In part, this new rawness comes from Calvi’s work with esteemed producer Nick Launay on the record. “We would stay up all night if we were onto something good. It was the most creative experience I’ve ever had with a producer.” Anna and her band were joined in Konk Studios by Portishead’s Adrian Utley on keys and The Bad Seeds’ Martyn Casey on bass.
All of this new inspiration comes through in the charged energy of lead single “Don’t Beat the Girl out of my Boy.” Calvi explains, “It’s a song about the defiance of happiness. It’s about being free to identify yourself in whichever way you please, without any restraints from society.”
The song “Alpha” sees her do this to powerful effect. “I question why strength is seen as a masculine trait. I like the idea of the alpha human, who is at once filled with bravado and insecurity. I wanted this record to feel primal and rousing,” says Calvi.
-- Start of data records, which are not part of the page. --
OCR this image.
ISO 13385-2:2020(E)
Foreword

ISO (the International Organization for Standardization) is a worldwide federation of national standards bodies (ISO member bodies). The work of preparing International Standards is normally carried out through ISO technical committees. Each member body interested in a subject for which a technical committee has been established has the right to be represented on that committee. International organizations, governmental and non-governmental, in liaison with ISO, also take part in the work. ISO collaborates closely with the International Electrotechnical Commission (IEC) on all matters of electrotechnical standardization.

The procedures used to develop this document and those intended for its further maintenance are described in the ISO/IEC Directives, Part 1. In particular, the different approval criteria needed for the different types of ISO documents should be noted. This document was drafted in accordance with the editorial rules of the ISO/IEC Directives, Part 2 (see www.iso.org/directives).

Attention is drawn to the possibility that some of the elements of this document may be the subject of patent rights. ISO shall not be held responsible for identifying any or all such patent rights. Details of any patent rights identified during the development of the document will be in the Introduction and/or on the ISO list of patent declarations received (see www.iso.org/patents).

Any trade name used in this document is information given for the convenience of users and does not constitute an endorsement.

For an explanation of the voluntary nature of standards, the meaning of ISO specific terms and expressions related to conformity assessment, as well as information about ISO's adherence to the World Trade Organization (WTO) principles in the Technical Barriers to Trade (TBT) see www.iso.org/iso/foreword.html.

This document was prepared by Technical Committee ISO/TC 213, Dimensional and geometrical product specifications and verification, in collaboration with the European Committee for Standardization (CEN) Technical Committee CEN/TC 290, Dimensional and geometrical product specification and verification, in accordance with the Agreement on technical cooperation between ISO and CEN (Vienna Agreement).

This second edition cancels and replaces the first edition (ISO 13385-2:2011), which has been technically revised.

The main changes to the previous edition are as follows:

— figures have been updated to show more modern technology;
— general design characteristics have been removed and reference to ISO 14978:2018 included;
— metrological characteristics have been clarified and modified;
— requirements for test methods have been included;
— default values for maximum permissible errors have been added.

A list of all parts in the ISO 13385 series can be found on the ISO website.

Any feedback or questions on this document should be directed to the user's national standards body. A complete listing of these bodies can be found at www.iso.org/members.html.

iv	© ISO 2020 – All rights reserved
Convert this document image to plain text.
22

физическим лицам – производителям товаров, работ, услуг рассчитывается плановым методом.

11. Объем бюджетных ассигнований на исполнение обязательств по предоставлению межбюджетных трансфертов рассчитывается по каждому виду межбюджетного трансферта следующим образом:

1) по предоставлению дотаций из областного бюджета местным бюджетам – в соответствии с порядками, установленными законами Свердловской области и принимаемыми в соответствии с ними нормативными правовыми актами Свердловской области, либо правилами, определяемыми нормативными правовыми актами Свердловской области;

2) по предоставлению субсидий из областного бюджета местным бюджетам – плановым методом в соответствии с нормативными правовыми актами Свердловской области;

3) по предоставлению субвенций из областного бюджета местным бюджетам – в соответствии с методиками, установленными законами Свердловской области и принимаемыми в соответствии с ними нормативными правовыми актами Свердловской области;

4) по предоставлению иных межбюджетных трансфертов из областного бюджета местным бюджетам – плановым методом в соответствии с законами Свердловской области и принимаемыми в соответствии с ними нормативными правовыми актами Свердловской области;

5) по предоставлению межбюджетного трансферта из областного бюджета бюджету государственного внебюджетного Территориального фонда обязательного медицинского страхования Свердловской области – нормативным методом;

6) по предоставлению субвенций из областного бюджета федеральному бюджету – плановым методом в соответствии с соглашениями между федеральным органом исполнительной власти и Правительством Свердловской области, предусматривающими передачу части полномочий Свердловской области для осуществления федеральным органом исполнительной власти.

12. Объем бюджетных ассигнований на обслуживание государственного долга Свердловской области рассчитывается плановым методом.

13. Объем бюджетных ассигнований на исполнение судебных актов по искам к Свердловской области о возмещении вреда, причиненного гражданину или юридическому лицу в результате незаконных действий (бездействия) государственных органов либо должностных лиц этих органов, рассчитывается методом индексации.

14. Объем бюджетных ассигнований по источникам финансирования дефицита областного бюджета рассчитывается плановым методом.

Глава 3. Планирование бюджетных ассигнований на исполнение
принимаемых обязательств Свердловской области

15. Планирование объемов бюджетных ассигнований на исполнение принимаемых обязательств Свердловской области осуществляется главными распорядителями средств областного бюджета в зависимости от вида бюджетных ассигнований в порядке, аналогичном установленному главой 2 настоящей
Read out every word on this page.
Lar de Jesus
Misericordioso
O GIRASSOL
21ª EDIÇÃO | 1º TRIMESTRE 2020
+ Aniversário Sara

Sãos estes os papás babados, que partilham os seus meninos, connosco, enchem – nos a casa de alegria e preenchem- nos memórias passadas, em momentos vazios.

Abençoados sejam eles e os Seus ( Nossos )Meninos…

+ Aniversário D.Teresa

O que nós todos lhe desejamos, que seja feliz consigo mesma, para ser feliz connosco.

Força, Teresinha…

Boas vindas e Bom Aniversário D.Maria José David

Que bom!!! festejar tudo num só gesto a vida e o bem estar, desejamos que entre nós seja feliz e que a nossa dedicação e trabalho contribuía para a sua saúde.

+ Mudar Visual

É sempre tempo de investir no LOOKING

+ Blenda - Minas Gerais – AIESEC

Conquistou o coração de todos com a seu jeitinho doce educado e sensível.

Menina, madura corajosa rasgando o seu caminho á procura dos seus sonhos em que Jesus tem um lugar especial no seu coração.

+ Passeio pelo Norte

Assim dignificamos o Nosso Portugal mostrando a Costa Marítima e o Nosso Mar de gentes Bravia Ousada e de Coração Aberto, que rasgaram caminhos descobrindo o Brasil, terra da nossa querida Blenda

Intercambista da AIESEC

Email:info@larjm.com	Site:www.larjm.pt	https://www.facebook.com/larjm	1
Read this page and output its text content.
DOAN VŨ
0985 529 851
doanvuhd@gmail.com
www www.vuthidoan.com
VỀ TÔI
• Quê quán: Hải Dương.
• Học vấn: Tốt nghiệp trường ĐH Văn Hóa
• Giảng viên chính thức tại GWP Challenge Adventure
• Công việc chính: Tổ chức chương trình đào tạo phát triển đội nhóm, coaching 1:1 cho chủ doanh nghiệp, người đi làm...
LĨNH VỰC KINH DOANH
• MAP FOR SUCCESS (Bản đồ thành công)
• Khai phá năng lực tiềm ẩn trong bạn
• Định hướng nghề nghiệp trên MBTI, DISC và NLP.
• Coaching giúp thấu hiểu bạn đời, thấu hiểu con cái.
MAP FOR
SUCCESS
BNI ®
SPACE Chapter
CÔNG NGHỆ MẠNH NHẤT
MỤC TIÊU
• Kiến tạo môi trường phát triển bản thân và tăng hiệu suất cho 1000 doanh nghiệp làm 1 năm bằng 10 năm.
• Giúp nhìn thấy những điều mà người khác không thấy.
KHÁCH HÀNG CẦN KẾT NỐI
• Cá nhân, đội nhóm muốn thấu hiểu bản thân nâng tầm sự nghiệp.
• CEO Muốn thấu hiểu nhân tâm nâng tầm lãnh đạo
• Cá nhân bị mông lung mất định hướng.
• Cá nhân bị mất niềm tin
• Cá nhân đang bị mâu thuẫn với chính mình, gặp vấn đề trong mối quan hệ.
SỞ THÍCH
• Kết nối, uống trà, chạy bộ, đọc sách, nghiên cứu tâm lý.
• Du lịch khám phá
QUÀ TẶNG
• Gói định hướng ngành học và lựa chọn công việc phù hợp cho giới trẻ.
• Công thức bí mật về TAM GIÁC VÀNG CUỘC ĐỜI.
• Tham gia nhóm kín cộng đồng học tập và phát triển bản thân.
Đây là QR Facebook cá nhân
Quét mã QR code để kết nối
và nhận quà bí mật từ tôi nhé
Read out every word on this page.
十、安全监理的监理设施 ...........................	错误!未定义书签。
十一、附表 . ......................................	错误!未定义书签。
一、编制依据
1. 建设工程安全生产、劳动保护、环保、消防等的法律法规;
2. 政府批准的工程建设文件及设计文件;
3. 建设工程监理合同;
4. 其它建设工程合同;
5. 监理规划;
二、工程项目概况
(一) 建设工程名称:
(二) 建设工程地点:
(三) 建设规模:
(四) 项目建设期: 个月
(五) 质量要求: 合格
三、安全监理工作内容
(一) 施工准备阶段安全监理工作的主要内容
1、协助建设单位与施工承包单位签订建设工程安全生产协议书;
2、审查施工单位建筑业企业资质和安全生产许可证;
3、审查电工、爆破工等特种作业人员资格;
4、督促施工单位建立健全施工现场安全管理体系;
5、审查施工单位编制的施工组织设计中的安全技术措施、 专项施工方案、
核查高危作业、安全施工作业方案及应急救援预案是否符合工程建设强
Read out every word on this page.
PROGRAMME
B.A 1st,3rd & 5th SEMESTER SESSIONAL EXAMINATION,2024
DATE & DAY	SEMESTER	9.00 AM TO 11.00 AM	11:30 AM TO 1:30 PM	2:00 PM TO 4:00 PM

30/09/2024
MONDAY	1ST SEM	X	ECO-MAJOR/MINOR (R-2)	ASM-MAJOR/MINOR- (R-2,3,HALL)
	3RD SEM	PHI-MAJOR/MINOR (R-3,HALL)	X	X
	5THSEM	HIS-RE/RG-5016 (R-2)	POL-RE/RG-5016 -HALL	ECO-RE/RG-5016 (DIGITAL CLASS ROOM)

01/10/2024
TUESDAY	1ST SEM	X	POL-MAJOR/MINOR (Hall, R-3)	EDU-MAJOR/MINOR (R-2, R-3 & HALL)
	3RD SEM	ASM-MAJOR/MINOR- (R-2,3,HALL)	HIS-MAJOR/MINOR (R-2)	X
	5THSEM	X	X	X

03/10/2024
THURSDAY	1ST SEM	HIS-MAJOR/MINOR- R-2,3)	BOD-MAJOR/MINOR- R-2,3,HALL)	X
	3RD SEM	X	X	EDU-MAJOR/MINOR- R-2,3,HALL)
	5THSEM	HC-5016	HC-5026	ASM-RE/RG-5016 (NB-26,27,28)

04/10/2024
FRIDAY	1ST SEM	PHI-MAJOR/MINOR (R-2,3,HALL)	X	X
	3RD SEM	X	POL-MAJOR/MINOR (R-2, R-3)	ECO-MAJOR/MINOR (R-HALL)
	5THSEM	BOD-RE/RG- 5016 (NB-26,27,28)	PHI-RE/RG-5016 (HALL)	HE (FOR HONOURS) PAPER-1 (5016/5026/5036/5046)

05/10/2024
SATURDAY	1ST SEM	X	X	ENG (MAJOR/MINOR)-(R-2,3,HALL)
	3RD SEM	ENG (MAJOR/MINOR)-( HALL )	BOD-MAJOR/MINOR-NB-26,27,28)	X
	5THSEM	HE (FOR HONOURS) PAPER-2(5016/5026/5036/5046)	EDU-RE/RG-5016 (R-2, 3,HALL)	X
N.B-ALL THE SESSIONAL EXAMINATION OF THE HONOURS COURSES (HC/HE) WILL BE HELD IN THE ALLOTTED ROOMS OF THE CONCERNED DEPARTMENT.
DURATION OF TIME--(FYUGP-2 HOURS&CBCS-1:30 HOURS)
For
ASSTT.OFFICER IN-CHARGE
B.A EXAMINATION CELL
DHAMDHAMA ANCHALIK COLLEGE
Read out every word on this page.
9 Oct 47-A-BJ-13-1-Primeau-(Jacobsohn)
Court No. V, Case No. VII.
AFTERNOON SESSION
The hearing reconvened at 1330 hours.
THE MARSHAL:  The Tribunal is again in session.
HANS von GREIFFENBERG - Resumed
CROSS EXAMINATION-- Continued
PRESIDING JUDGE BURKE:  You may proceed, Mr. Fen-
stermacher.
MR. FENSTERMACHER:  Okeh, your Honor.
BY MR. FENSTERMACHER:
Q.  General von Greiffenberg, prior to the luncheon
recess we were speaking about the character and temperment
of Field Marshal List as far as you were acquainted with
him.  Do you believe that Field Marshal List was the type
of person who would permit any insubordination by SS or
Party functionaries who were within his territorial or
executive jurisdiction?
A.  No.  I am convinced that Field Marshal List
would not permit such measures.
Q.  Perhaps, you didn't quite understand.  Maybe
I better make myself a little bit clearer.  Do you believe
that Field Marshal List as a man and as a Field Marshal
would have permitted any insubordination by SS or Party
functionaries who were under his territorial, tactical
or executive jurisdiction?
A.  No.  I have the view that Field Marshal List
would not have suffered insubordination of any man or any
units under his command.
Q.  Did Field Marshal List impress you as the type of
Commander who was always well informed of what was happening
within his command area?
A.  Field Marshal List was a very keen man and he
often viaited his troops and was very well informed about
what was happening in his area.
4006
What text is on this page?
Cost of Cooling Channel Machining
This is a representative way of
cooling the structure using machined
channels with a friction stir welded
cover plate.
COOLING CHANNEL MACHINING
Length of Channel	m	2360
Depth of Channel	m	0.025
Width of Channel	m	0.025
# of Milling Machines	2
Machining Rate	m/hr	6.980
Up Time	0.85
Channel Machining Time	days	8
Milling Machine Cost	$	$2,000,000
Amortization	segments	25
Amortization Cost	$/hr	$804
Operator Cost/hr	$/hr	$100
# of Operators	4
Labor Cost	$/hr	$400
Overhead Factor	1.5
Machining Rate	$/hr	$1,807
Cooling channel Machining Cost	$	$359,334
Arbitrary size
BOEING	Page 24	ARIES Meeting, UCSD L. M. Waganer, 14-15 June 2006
Hunter’s real strength is in its contrasts: between extremes of power and vulnerability, beauty and rawness. On several songs rather than rebel against the way things are, Calvi envisions a utopian alternative. With the ghostly closing ballad “Eden,” for example, she reimagines the difficult teenage moments of a queer person as an idyll. With its soaring angelic vocal and shimmering melodies, she depicts a stolen moment with a new lover as a sweet, vulnerable, pure experience.
Likewise, on “Swimming Pool”, guitars glimmer like the surface of the water in David Hockney’s paintings, which provided the inspiration for the song. At the time Hockney was painting them, in 1960s LA, there was still shame around being gay in the public eye; but in the summer-hued world of his paintings, queerness was sheer joyfulness and calm. “That’s important for me”, reflects Calvi. “The defiance in experiencing pleasure shamelessly; I just find that really powerful.” On the title track “Hunter,” she also celebrates the transcendent aspects of pleasure, and finding a community and home in queer spaces. Calvi’s own safe space is the stage: “Being on stage is the one time I feel permitted to be the person I can’t be in my everyday life”, she reflects. “Onstage I want to test how far I can take the extremes of strength and vulnerability.”
It was important to Calvi that the record was as vulnerable as it is strong; as beautiful as it is harsh; as much about the hunted as it is about the hunter. But she’s careful not to characterise any of these traits as “masculine” or “feminine” – the whole point is that one person, of any gender, can be both. The power is in the contrast itself; in the way she oscillates between extremes, sounding freer than ever before. She wanted to express herself while being “free from the story that either gender is given, free from worrying how people would judge me on what I want to do with my body and myself. For me, that’s quite a utopian vision.”